UNIVERSAL ROBOTS
East Chapel Hill High School
Through March 10
eastreservations.org
Czechoslovakian playwright Karel Capek’s influential 1920 drama, R.U.R., wrestled with some of the principal dilemmas confronting the 20th and 21st centuries. The play that famously gave the word “robot” to the world brooded on the ability of technology to alter the meaning and value, not only of labor, but life itself. It presciently anticipated a future in which technological innovations could rapidly—and disastrously—change a culture’s economics, politics and military might; a world whose ethics are regularly challenged, if not outstripped, by the speed of such developments.
For all that, Capek’s futuristic work is rarely produced on the modern stage—and with reason. R.U.R. was popular in Europe and a Broadway success in the early ‘20s, during a period when melodrama was at the height of its popularity.

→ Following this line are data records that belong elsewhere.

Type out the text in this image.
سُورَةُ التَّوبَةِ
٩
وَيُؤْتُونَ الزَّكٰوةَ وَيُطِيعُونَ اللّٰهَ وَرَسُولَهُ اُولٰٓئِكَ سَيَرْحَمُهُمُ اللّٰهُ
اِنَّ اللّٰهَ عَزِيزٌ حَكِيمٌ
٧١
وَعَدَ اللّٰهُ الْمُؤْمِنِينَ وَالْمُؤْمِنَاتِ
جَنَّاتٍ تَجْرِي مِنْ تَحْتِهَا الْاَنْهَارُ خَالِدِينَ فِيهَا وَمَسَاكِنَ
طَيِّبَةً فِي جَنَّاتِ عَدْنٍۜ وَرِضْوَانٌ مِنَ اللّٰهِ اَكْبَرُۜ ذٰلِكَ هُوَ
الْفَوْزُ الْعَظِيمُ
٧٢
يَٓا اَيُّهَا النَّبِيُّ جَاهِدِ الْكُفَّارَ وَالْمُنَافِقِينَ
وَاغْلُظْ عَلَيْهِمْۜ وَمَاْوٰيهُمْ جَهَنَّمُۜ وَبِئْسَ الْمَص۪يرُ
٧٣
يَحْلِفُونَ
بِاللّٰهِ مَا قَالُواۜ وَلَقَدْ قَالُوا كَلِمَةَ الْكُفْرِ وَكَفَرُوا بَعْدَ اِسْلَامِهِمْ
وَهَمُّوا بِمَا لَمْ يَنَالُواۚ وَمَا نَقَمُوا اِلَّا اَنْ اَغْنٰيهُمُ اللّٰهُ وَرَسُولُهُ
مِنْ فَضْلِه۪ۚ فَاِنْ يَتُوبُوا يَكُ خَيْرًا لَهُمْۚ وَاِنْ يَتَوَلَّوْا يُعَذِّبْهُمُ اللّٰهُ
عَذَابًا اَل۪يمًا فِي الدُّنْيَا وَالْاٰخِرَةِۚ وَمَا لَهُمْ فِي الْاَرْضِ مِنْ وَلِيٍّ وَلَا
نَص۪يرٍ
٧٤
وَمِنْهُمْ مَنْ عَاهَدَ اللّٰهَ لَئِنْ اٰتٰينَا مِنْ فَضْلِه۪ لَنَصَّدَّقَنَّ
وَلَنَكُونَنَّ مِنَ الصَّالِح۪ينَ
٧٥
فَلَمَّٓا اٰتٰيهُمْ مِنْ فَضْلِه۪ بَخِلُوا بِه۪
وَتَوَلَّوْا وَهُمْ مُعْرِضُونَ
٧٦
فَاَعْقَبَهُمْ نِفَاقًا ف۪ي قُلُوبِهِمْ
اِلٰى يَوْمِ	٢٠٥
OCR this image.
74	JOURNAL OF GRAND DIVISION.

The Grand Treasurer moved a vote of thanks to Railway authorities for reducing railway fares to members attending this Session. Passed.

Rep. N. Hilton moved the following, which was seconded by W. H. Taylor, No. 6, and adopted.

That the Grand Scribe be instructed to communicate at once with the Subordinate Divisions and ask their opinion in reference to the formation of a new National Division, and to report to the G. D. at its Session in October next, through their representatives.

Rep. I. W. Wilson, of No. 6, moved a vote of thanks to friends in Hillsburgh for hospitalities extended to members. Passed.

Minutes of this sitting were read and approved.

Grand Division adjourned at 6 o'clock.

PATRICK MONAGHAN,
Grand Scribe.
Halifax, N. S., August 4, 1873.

The decline of that form means that the original text hasn’t aged very well; to contemporary eyes, it now seems stilted, stiff. Though he venerated R.U.R. for its contribution to our language, Isaac Asimov, no small authority himself on the history of robots, had concluded that Capek’s version was “a very bad [play]” by 1979.
But when playwright Mac Rogers began revisiting a childhood interest in genre forms after moving to New York, he took on R.U.R. to fill a two-week slot at Manhattan Theatre Source in 2007. He enriched the work by merging biographical details from Capek’s life into the body of a play that already had autobiographical elements. The result was UNIVERSAL ROBOTS. The success of a workshop production in 2007 led to a full, four-week run in New York in 2009.
Rogers’ name may well ring a bell with older theater fans, particularly among readers with a background in the region’s college theater. As a playwright, he was already producing worthwhile work during his undergraduate degree at UNC-Chapel Hill in the mid-1990s.
After his move to New York, Rogers’ works slowly gained greater recognition. An early favorable mention in the New York Times for an entry to a feminist play festival led to further opportunities. The Times and publications including Time Out New York and Back Stage favored his work in subsequent years at the New York International Fringe Festival and other off-Broadway venues. At present, an off-off Broadway company, Gideon Productions, is in the midst of staging his new three-play sequence, The Honeycomb Trilogy. The first installment, Advance Man, ran in January. Part two, Blast Radius, premieres at the end of March, with production of the final play, Sovereign, scheduled for this June.
Hope Hynes Love, regional actor, director and drama teacher at East Chapel Hill High School, didn’t know Rogers during his time in Chapel Hill. In fact, she might have never come across his work without the help of New York’s famed Drama Book Shop. Love budgets a sizeable amount each year to maintain what she terms a collegiate-quality library of scripts for her students. “I usually ask them what the college students and MFA students are reading,” Love says. “They tend to have roles for my kids.”
A clerk there recommended an anthology with Rogers’ Universal Robots script. Love loved the script, and immediately began asking for the rights.
What Love terms “a robot religious pageant about the genocide of the human race, and why it should never happen again” ultimately asks two questions: what it is to be human—and what it means to be humane.
A student cast pursues answers—in a work that’s far from typical high school drama fare—tonight through Saturday. And the playwright will be there when they do: Rogers will be at Friday’s performance, and will participate in a talkback with the cast, audience and NC State “biobot” researcher Alper Bozkurt after the show.